Does the Federal Circuit Need a Fresh Viewpoint?

The Federal Circuit was originally created to bring more uniformity to patent law and limit forum shopping.  With very few exceptions, the Federal Circuit has exclusive jurisdiction of appeals involving patent law issues from the district courts and the PTO.  In recent years, the U.S. Supreme Court has been taking a number of patent cases and reversing the Federal Circuit, but the U.S. Supreme Court certainly can not take all of the patent law cases where it perceives error.  In other areas of law, the Supreme Court looks to circuit splits as an indication of an issue being ripe for it to declare the law of the land.  In patent law, there are no circuit splits.

Because of this, the Federal Circuit has been criticized for being isolated and for having a sterile jurisprudence.  This is based on its status of effectively being the “supreme court” of patent law.

Recently, the U.S. Supreme Court has been asking for briefs from the United States–either the Department of Justice or the solicitor of the Patent Office–at the cert stage to assist in determining whether to review certain patent law cases.

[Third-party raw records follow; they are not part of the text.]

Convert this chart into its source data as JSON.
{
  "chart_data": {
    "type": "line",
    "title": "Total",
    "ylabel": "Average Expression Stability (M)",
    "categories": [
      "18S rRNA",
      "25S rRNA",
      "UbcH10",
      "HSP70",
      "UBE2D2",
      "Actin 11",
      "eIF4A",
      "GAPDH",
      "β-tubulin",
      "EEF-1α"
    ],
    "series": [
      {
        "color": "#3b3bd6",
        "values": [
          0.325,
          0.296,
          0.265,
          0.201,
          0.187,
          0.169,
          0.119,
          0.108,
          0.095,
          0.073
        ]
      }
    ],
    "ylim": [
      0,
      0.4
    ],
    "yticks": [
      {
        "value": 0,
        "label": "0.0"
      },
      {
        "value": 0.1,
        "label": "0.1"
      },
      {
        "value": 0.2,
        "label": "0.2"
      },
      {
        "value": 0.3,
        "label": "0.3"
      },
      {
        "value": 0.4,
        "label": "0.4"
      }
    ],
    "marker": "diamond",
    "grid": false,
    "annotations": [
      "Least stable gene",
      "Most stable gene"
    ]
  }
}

Professors Craig Nard and John Duffy have called for the creation of at least one additional court of appeals to hear patent cases in order to advance the common law in the area.  This could be a new circuit court, or the addition of some appeals going to the D.C. Circuit.  This would requre a legislative change; patent law reform has long been on Congress’ docket, but seems difficult to pass.

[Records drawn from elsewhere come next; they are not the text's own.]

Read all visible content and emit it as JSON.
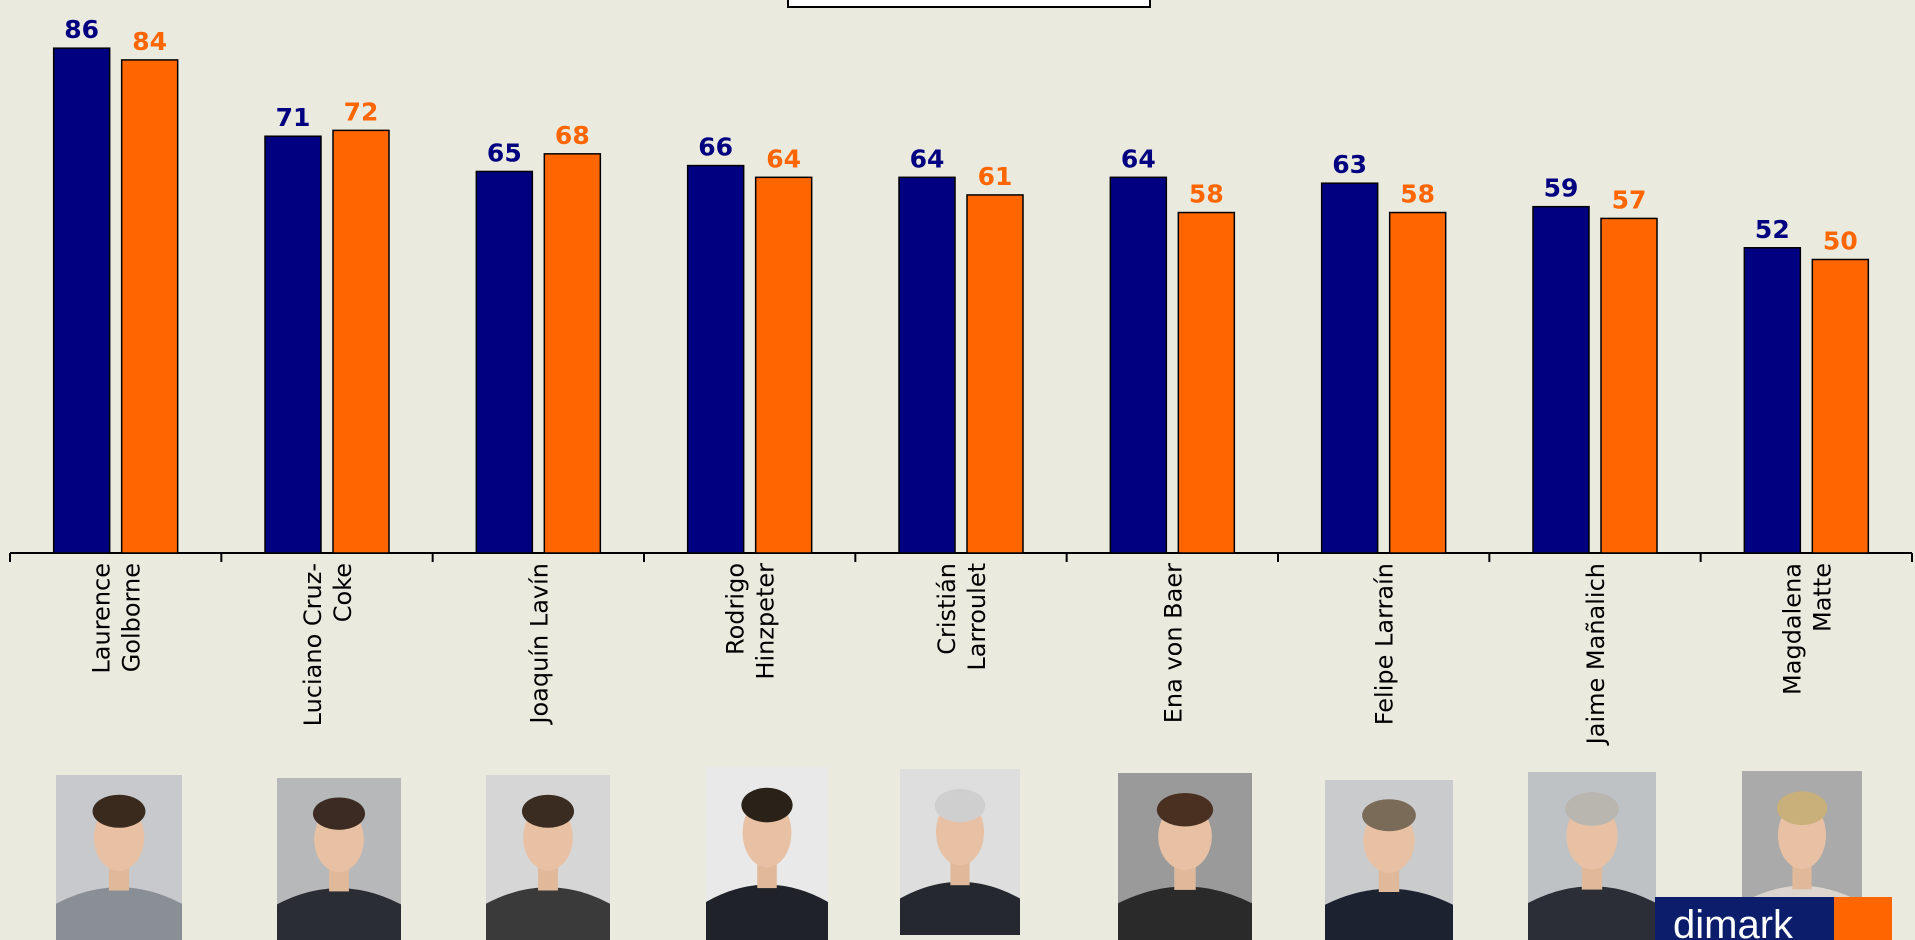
{
  "chart_data": {
    "type": "bar",
    "categories": [
      "Laurence Golborne",
      "Luciano Cruz-Coke",
      "Joaquín Lavín",
      "Rodrigo Hinzpeter",
      "Cristián Larroulet",
      "Ena von Baer",
      "Felipe Larraín",
      "Jaime Mañalich",
      "Magdalena Matte"
    ],
    "category_label_lines": [
      [
        "Laurence",
        "Golborne"
      ],
      [
        "Luciano Cruz-",
        "Coke"
      ],
      [
        "Joaquín Lavín"
      ],
      [
        "Rodrigo",
        "Hinzpeter"
      ],
      [
        "Cristián",
        "Larroulet"
      ],
      [
        "Ena von Baer"
      ],
      [
        "Felipe Larraín"
      ],
      [
        "Jaime Mañalich"
      ],
      [
        "Magdalena",
        "Matte"
      ]
    ],
    "series": [
      {
        "color": "#000080",
        "values": [
          86,
          71,
          65,
          66,
          64,
          64,
          63,
          59,
          52
        ]
      },
      {
        "color": "#FF6600",
        "values": [
          84,
          72,
          68,
          64,
          61,
          58,
          58,
          57,
          50
        ]
      }
    ],
    "ylim": [
      0,
      90
    ],
    "grid": false,
    "data_labels": true
  },
  "logo": {
    "text": "dimark"
  },
  "photos": [
    "portrait-laurence-golborne",
    "portrait-luciano-cruz-coke",
    "portrait-joaquin-lavin",
    "portrait-rodrigo-hinzpeter",
    "portrait-cristian-larroulet",
    "portrait-ena-von-baer",
    "portrait-felipe-larrain",
    "portrait-jaime-manalich",
    "portrait-magdalena-matte"
  ]
}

Chief Judge Michel recently called for attorneys in patent cases to request more en banc review, where important decisions are made by all 12 active judges on the court, rather than the typical 3 judge panel.  He called the Federal Circuit’s en banc procedure “underutilized.”

Another way for Federal Circuit judges to get a better idea of what is going on around the country in other courts is the system of “sitting by designation” where one of the judges from the Federal Circuit sits on another court.  In 2007 and 2008, 4 of the active judges on the Federal Circuit and two of its senior judges have sat on 4 different circuit courts around the United States.  In addition, Judge Rader presided over a trial in the Northern District of New York in May 2008.

Similarly, the Federal Circuit has had judges from other courts sit on Federal Circuit panels.  Between September 2006 and November 2008, 29 district court judges from 16 different district courts, along with a judge from the Third Circuit, and a judge from the Court of International Trade have sat by designation on Federal Circuit panels.

The practice of lending judges to and borrowing judges from other courts certainly doesn’t address the problems noted by Professors Nard and Duffy, but it may be the Federal Circuit’s way of doing what it can to gain exposure to other courts, as well as giving district judges who hear patent cases an inside view of the court’s inner workings.

Is this enough to bring a fresh viewpoint to the Federal Circuit?